Asphalt Mixing Plant Types


Hot mix asphalt facilities can be broadly classified as either drum mix plants or batch mix plants, according to the process by which the raw materials are mixed. In a batch mix plant, the aggregate is dried first, then transferred to a mixer where it is mixed with the liquid asphalt. In a drum mix plant, a rotary dryer serves to dry the aggregate and mix it with the liquid asphalt cement. After mixing, the HMA generally is transferred to a storage bin or silo, where it is stored temporarily. From the silo, the HMA is emptied into haul trucks, which transport the material to the job site.

process of batch mix asphalt plant

process of  drum mix asphalt plant

Batch Mix Plant

Processing begins as the aggregate is hauled from onsite storage piles and is placed in the appropriate hoppers of the cold feed unit. The material is metered from the hoppers onto a conveyer belt and is transported into a rotary dryer (typically gas- or oil-fired). As the hot aggregate leaves the dryer, it drops into a bucket elevator, is transferred to a set of vibrating screens, then separated into as many as four different grades (sizes), and dropped into “hot” bins according to size. At newer facilities, RAP may be transferred to a separate heated storage bin. At the same time, liquid asphalt cement is pumped from a heated storage tank to an asphalt bucket, where it is weighed to achieve the desired aggregate-to-asphalt cement ratio in the final mix. To control the aggregate size distribution in the final batch mix, the operator transfers material from various hot bins (and RAP bins, if used) to a weigh hopper until the desired mix and weight are obtained. The aggregate from the weigh hopper is dropped into the mixer (pug mill) and dry-mixed for 6 to 10 seconds. The liquid asphalt is then dropped into the pug mill where it is mixed for an additional period of time. At older plants, RAP typically is conveyed directly to the pug mill from a storage hopper and combined with the hot aggregate. Total mixing time usually is less than 60 seconds. Then, the hot mix is conveyed to a hot storage silo or is dropped directly into a truck and hauled to the job site.

Drum Mix Plant

This process is a continuous mixing type process. The major difference between this process and the batch process is that the dryer is used not only to dry the material but also to mix the heated and dried aggregates with the liquid asphalt cement. In a parallel flow drum mixer, the aggregate is introduced to the drum at the burner end. As the drum rotates, the aggregate, as well as the combustion products from the burner, move toward the other end of the drum in parallel. Liquid asphalt cement is introduced in the mixing zone midway down the drum in a lower temperature zone, along with any RAP and PM from collectors. In a counterflow drum mixer, the material flow in the drum is opposite or counterflow to the direction of exhaust gases. In addition, the liquid asphalt cement mixing zone is located behind the burner flame zone so as to remove the materials from direct contact with hot exhaust gases. After mixing, the mixture is discharged at the end of the drum and is conveyed to either a surge bin or HMA storage silos

In a parallel flow mixer, the exhaust gases also exit the end of the drum and pass on to the collection system. Parallel flow drum mixers have an advantage, in that mixing in the discharge end of the drum captures a substantial portion of the aggregate dust, therefore lowering the load on the downstream PM collection equipment. For this reason, most parallel flow drum mixers are followed only by primary collection equipment (usually a baghouse or venturi scrubber). However, because the mixing of aggregate and liquid asphalt cement occurs in the hot combustion product flow, organic emissions (gaseous and liquid aerosol) may be greater than in other processes.

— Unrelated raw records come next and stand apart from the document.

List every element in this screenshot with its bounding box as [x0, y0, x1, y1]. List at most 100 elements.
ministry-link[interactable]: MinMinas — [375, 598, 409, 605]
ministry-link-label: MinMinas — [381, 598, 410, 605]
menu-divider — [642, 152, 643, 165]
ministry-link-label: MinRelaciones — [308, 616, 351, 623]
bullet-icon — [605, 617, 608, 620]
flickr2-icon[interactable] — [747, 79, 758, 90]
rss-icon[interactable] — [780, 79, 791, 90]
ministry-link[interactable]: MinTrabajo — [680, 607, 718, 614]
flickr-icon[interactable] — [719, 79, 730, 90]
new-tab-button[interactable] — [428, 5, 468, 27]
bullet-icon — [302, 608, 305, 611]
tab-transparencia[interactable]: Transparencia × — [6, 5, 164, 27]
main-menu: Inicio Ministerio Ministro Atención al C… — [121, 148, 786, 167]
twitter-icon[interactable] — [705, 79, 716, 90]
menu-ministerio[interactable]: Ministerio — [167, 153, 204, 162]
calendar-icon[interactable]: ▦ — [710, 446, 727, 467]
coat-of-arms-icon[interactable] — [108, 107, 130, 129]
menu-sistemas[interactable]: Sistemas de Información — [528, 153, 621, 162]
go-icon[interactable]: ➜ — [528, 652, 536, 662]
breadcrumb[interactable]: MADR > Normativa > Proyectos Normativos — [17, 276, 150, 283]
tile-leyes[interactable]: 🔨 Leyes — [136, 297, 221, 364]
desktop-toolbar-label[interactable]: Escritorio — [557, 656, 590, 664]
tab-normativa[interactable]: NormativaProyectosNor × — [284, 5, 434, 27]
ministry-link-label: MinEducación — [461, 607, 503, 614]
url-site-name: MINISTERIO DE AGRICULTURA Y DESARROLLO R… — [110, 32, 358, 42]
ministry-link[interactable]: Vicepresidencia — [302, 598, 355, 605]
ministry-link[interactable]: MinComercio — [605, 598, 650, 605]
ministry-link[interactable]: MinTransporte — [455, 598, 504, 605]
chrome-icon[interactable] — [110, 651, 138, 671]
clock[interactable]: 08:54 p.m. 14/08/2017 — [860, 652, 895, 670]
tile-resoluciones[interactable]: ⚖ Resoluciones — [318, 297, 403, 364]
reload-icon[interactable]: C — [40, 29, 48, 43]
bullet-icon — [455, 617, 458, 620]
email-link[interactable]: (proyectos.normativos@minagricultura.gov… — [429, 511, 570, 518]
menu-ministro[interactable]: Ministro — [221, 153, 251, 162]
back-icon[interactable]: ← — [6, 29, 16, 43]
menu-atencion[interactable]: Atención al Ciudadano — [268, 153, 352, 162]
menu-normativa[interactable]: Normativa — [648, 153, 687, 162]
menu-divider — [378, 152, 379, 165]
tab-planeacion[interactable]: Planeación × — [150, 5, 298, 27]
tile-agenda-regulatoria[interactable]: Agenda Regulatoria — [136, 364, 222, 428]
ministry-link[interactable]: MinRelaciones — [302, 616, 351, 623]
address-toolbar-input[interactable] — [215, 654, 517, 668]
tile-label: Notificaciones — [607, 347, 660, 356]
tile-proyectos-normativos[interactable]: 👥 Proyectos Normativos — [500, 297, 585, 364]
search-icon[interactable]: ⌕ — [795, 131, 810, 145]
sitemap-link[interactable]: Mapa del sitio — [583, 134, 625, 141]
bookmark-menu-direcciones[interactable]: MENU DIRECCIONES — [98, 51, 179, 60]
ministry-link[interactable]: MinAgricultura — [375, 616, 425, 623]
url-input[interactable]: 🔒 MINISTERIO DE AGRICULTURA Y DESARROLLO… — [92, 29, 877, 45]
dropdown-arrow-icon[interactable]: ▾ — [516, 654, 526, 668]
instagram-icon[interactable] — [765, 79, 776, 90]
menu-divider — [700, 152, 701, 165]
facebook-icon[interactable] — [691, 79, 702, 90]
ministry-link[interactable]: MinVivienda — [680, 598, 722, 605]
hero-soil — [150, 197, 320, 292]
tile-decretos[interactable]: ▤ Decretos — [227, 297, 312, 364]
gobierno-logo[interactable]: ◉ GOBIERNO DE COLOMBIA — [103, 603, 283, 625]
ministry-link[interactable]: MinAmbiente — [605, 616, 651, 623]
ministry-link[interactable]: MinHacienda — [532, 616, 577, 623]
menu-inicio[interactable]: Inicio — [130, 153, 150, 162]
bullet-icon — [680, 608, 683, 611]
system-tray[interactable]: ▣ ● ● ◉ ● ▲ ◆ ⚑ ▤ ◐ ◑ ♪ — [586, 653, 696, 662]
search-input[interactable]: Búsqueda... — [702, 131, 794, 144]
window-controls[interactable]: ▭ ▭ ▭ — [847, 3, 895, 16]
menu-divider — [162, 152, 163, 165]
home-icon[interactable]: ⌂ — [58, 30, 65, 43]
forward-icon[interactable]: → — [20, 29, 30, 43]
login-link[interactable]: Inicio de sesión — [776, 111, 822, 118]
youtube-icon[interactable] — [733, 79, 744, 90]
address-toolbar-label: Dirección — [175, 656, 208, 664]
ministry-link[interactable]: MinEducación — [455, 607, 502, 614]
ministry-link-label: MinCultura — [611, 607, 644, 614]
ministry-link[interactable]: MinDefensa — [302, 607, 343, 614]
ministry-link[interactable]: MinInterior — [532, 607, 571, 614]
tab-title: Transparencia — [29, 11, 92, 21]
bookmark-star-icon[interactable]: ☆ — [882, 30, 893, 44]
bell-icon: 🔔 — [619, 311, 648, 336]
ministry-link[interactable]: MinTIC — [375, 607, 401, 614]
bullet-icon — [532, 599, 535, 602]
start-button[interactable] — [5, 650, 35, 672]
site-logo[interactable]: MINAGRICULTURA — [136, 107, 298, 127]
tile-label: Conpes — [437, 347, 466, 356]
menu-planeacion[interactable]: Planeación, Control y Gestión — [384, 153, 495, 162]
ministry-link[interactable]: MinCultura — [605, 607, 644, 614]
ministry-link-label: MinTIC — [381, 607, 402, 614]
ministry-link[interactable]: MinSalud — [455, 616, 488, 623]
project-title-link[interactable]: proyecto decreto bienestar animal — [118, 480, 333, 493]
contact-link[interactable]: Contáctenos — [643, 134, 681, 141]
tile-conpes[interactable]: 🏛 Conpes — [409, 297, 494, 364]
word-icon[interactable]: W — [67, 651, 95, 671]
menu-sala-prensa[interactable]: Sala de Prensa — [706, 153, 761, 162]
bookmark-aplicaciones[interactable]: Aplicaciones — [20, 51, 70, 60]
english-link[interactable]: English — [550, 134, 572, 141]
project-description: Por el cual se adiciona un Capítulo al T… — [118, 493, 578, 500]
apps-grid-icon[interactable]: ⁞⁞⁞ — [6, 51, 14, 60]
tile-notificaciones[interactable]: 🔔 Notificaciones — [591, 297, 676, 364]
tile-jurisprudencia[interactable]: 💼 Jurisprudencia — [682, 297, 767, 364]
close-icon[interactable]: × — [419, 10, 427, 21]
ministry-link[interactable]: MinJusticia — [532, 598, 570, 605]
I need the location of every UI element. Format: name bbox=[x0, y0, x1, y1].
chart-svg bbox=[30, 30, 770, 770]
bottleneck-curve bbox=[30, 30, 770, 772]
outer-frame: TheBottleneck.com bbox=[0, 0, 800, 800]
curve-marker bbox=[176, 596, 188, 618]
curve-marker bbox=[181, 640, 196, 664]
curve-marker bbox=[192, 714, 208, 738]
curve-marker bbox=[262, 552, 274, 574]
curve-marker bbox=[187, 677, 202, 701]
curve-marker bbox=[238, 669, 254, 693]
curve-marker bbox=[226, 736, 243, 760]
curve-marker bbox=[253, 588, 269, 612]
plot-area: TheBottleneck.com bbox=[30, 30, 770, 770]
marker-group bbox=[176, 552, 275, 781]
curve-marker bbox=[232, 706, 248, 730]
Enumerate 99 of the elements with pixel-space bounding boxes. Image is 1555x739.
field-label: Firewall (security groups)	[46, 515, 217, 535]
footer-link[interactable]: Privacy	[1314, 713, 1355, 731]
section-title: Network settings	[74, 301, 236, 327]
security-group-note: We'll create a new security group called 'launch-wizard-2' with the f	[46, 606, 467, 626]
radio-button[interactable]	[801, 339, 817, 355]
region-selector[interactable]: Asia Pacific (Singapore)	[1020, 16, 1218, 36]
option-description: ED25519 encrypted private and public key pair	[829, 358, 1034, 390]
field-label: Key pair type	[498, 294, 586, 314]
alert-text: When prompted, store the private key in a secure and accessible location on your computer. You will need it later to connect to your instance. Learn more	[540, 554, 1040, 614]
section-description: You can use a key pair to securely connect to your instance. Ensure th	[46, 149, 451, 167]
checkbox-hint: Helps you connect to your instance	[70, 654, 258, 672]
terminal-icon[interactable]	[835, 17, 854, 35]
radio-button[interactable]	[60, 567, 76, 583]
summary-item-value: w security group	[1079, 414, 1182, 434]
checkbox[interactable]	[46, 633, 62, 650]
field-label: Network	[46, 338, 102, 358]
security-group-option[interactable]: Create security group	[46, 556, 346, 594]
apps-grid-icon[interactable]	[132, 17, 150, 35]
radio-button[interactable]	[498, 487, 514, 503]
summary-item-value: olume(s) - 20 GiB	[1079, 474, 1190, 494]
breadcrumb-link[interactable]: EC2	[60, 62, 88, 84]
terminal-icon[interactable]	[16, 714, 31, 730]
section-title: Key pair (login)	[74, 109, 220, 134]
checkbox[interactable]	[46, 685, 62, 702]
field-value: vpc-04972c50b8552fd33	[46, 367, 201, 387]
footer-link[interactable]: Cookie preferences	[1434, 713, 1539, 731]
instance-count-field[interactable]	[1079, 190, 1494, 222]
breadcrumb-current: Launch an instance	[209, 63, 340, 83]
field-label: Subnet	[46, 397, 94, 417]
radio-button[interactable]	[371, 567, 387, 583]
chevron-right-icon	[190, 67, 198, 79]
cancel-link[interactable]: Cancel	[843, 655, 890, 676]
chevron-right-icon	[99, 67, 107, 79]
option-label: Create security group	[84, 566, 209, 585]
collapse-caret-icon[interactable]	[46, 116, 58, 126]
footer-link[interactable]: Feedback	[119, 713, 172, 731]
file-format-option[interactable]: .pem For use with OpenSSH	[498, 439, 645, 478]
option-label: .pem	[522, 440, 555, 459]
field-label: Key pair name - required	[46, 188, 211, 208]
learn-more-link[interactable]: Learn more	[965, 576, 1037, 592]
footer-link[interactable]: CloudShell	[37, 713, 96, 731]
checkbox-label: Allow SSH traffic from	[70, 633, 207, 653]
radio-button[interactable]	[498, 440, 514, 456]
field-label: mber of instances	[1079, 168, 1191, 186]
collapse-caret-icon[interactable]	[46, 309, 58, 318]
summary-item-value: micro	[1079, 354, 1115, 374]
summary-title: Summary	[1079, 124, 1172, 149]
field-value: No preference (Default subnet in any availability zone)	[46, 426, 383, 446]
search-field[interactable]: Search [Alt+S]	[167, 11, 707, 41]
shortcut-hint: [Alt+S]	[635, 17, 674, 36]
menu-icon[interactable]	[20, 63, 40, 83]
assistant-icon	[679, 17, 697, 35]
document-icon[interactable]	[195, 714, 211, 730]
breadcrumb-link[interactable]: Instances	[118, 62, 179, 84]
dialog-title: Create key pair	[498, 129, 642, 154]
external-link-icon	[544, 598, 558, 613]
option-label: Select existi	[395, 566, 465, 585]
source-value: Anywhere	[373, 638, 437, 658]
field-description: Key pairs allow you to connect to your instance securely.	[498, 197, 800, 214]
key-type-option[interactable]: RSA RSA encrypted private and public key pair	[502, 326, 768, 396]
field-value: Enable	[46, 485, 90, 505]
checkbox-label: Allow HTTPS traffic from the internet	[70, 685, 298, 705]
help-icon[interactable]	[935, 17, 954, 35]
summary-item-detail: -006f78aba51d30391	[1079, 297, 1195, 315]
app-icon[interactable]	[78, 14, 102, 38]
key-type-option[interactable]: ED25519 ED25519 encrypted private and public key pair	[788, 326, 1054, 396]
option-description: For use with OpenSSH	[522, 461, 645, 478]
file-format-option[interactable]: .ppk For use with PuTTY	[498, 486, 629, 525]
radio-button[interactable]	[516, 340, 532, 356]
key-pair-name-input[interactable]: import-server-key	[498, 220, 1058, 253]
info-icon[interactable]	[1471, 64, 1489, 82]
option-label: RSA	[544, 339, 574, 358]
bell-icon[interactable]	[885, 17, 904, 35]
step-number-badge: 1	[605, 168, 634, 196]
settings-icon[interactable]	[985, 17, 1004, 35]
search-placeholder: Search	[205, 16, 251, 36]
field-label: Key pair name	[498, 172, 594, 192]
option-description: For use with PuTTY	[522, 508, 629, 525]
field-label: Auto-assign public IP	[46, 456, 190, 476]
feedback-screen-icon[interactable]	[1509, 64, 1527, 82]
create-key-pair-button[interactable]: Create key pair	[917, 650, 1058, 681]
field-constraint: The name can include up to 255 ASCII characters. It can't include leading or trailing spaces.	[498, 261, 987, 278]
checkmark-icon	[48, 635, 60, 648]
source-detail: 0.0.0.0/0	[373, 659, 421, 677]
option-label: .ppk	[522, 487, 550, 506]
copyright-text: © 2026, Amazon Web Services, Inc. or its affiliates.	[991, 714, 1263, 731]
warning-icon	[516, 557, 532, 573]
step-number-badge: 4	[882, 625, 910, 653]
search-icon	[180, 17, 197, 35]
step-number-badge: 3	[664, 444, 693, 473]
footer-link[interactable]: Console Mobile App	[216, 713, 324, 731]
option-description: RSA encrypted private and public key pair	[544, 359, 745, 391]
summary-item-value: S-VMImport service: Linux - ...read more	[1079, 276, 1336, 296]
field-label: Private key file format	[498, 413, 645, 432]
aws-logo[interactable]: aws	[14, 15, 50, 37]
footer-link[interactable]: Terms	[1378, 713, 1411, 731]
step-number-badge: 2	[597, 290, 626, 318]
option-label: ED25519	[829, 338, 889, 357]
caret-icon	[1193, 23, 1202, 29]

Counterflow drum mix plants likely will have organic stack emissions (gaseous and liquid aerosol) that are lower than parallel flow drum mix plants because the liquid asphalt cement, virgin aggregate, and RAP are mixed in a zone removed from the exhaust gas stream. A counterflow drum mix plant normally can process RAP at ratios up to 50 percent with little or no observed effect upon emissions.